Elizabeth Day: If I were PM work would start at midday 

Elizabeth Day: If I were PM work would start at midday

Hair: Fabio Nogueira. Make-up: Ruby Hammer. Styling: Holly Elgeti. trousers, AMANDA WAKELEY. Jewellery, Alighieri

It is 10.42am on a Tuesday. I am sitting down to write my column. I am in my dressing gown, my hair is still wet from the shower and I have my second morning cup of tea next to me.

This strikes me as a perfectly reasonable time to start my day, although I imagine a few of you will be horrified by my slatternly ways. And all I can say is thank goodness you didn’t see me last week, when I wrote this column FROM MY BED.

I have always felt guilty for not being a morning person. But, the truth is, I need a period of grace between opening my eyes and fully waking up. It takes a while for all my internal mechanisms to slot into place and start whirring. Unless I’ve had a full eight hours, I will feel tired. This doesn’t mean I can’t cope without sleep – it’s that if I don’t have to deny myself then I won’t.

If that means a lengthy lie-in after a late night, so be it. This, after all, is one of the benefits of not being a parent (although the cat does his best to rouse me from slumber in order to be fed as a matter of urgency).

For centuries, our society has been founded on the principle that mornings are when Important Things Get Done. Office hours are designated to start at 9am which, for a non-morning person like me, ensured a frantic post-alarm-clock dash to the tube where I would stand and sweat and yawn over other commuters.

For this reason, one of my goals as an adult was to find a job that enabled me to work from home. I’m extremely lucky that journalism and novel-writing affords me this. I adore working from home because I get to start my day when it feels right – as long as I meet my deadlines.

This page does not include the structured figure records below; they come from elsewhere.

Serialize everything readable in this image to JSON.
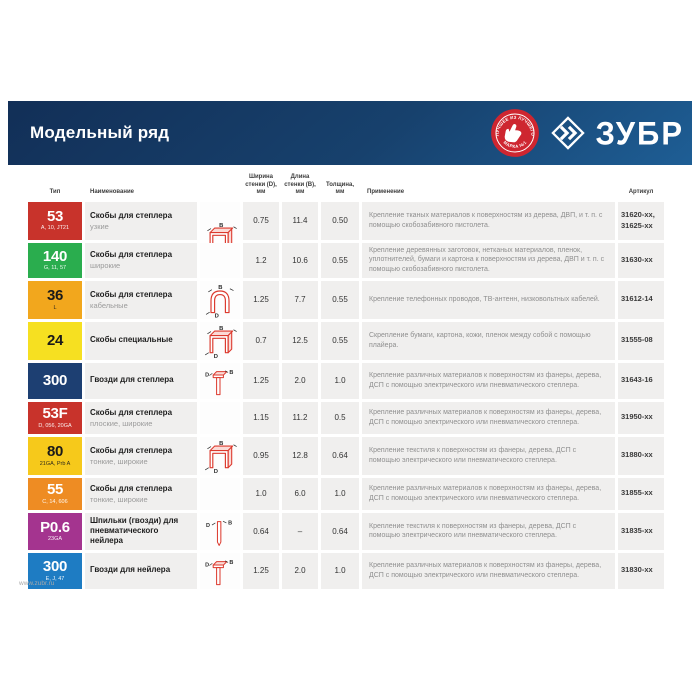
{
  "colors": {
    "header_top": "#122f57",
    "header_mid": "#17416d",
    "header_bottom": "#1e5e95",
    "stamp_red": "#ce2630",
    "row_bg": "#f0efee",
    "icon_red": "#dc3a2e"
  },
  "header": {
    "title": "Модельный ряд",
    "stamp_top": "ЛУЧШЕЕ ИЗ ЛУЧШЕГО",
    "stamp_bottom": "МАРКА №1",
    "wordmark": "ЗУБР"
  },
  "table": {
    "headers": {
      "type": "Тип",
      "name": "Наименование",
      "width": "Ширина стенки (D), мм",
      "length": "Длина стенки (B), мм",
      "thickness": "Толщина, мм",
      "application": "Применение",
      "sku": "Артикул"
    },
    "rows": [
      {
        "type": "53",
        "codes": "A, 10, JT21",
        "badge_bg": "#c8332b",
        "badge_fg": "#ffffff",
        "name": "Скобы для степлера",
        "subtitle": "узкие",
        "icon": "staple-icon",
        "icon_shared": true,
        "width": "0.75",
        "length": "11.4",
        "thickness": "0.50",
        "application": "Крепление тканых материалов к поверхностям из дерева, ДВП, и т. п. с помощью скобозабивного пистолета.",
        "sku": "31620-xx, 31625-xx"
      },
      {
        "type": "140",
        "codes": "G, 11, 57",
        "badge_bg": "#2aad4e",
        "badge_fg": "#ffffff",
        "name": "Скобы для степлера",
        "subtitle": "широкие",
        "icon": "",
        "icon_shared": false,
        "width": "1.2",
        "length": "10.6",
        "thickness": "0.55",
        "application": "Крепление деревянных заготовок, нетканых материалов, пленок, уплотнителей, бумаги и картона к поверхностям из дерева, ДВП и т. п. с помощью скобозабивного пистолета.",
        "sku": "31630-xx"
      },
      {
        "type": "36",
        "codes": "L",
        "badge_bg": "#f2a71d",
        "badge_fg": "#1a1a1a",
        "name": "Скобы для степлера",
        "subtitle": "кабельные",
        "icon": "cable-staple-icon",
        "icon_shared": false,
        "width": "1.25",
        "length": "7.7",
        "thickness": "0.55",
        "application": "Крепление телефонных проводов, ТВ-антенн, низковольтных кабелей.",
        "sku": "31612-14"
      },
      {
        "type": "24",
        "codes": "",
        "badge_bg": "#f6e021",
        "badge_fg": "#1a1a1a",
        "name": "Скобы специальные",
        "subtitle": "",
        "icon": "staple-icon",
        "icon_shared": false,
        "width": "0.7",
        "length": "12.5",
        "thickness": "0.55",
        "application": "Скрепление бумаги, картона, кожи, пленок между собой с помощью плайера.",
        "sku": "31555-08"
      },
      {
        "type": "300",
        "codes": "",
        "badge_bg": "#1d3f72",
        "badge_fg": "#ffffff",
        "name": "Гвозди для степлера",
        "subtitle": "",
        "icon": "nail-icon",
        "icon_shared": false,
        "width": "1.25",
        "length": "2.0",
        "thickness": "1.0",
        "application": "Крепление различных материалов к поверхностям из фанеры, дерева, ДСП с помощью электрического или пневматического степлера.",
        "sku": "31643-16"
      },
      {
        "type": "53F",
        "codes": "D, 056, 20GA",
        "badge_bg": "#c8332b",
        "badge_fg": "#ffffff",
        "name": "Скобы для степлера",
        "subtitle": "плоские, широкие",
        "icon": "",
        "icon_shared": false,
        "width": "1.15",
        "length": "11.2",
        "thickness": "0.5",
        "application": "Крепление различных материалов к поверхностям из фанеры, дерева, ДСП с помощью электрического или пневматического степлера.",
        "sku": "31950-xx"
      },
      {
        "type": "80",
        "codes": "21GA, Prb A",
        "badge_bg": "#f6c91b",
        "badge_fg": "#1a1a1a",
        "name": "Скобы для степлера",
        "subtitle": "тонкие, широкие",
        "icon": "staple-icon",
        "icon_shared": false,
        "width": "0.95",
        "length": "12.8",
        "thickness": "0.64",
        "application": "Крепление текстиля к поверхностям из фанеры, дерева, ДСП с помощью электрического или пневматического степлера.",
        "sku": "31880-xx"
      },
      {
        "type": "55",
        "codes": "C, 14, 606",
        "badge_bg": "#ee8c23",
        "badge_fg": "#ffffff",
        "name": "Скобы для степлера",
        "subtitle": "тонкие, широкие",
        "icon": "",
        "icon_shared": false,
        "width": "1.0",
        "length": "6.0",
        "thickness": "1.0",
        "application": "Крепление различных материалов к поверхностям из фанеры, дерева, ДСП с помощью электрического или пневматического степлера.",
        "sku": "31855-xx"
      },
      {
        "type": "P0.6",
        "codes": "23GA",
        "badge_bg": "#a4348f",
        "badge_fg": "#ffffff",
        "name": "Шпильки (гвозди) для пневматического нейлера",
        "subtitle": "",
        "icon": "pin-icon",
        "icon_shared": false,
        "width": "0.64",
        "length": "–",
        "thickness": "0.64",
        "application": "Крепление текстиля к поверхностям из фанеры, дерева, ДСП с помощью электрического или пневматического степлера.",
        "sku": "31835-xx"
      },
      {
        "type": "300",
        "codes": "E, J, 47",
        "badge_bg": "#1e7cc3",
        "badge_fg": "#ffffff",
        "name": "Гвозди для нейлера",
        "subtitle": "",
        "icon": "nail-icon",
        "icon_shared": false,
        "width": "1.25",
        "length": "2.0",
        "thickness": "1.0",
        "application": "Крепление различных материалов к поверхностям из фанеры, дерева, ДСП с помощью электрического или пневматического степлера.",
        "sku": "31830-xx"
      }
    ]
  },
  "footer": {
    "url": "www.zubr.ru"
  }
}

Lockdown has enabled many of us to experience working from home and has also made me realise how the traditional working day discriminates against people who prefer to ease into their mornings rather than be slapped around the face by them. Left to my own devices in lockdown, I found that my most productive days involved a gradual start, a spot of work in the late morning, exercise at around midday then a solid afternoon’s graft. At around 6pm, I would reach my optimal flow before breaking off for dinner.

My pre-lockdown diary made it impossible to work beyond 6pm as that was when after-office socialising started and if I wanted to see friends, it had to happen in the evenings. But if I had a choice, and we could redesign the working world around my inclinations (a modest ambition), then I’d rather meet people for brunch.

The injustice of being a non-morning person is that you are dismissed as indolent, as if you simply can’t be bothered to get out of bed. And it’s not this at all. It’s simply that I’m a more effective worker later in the day, once I’ve had a chance to limber up a bit.

A recent article in The New Yorker pointed out that although much of society is based around the preferences of early risers, ‘mornings don’t make you moral’. On the contrary: scientific research has shown that we all have different circadian rhythms and that our unique internal clocks determine whether we’re morning or night people. Most of the time, if you’re an averagely functioning adult, laziness is not a factor.

But the usual categorisation between morning or night person doesn’t quite work for me. It turns out I’m neither. I don’t particularly like an early start but nor do I relish a 2am bedtime. I’m in-between the two: I’m actually an evening person.

So if I ever end up in an office again, I shall seek out people, like me, who want to start their working day after brunch and continue well into cocktail hour. Who’s with me?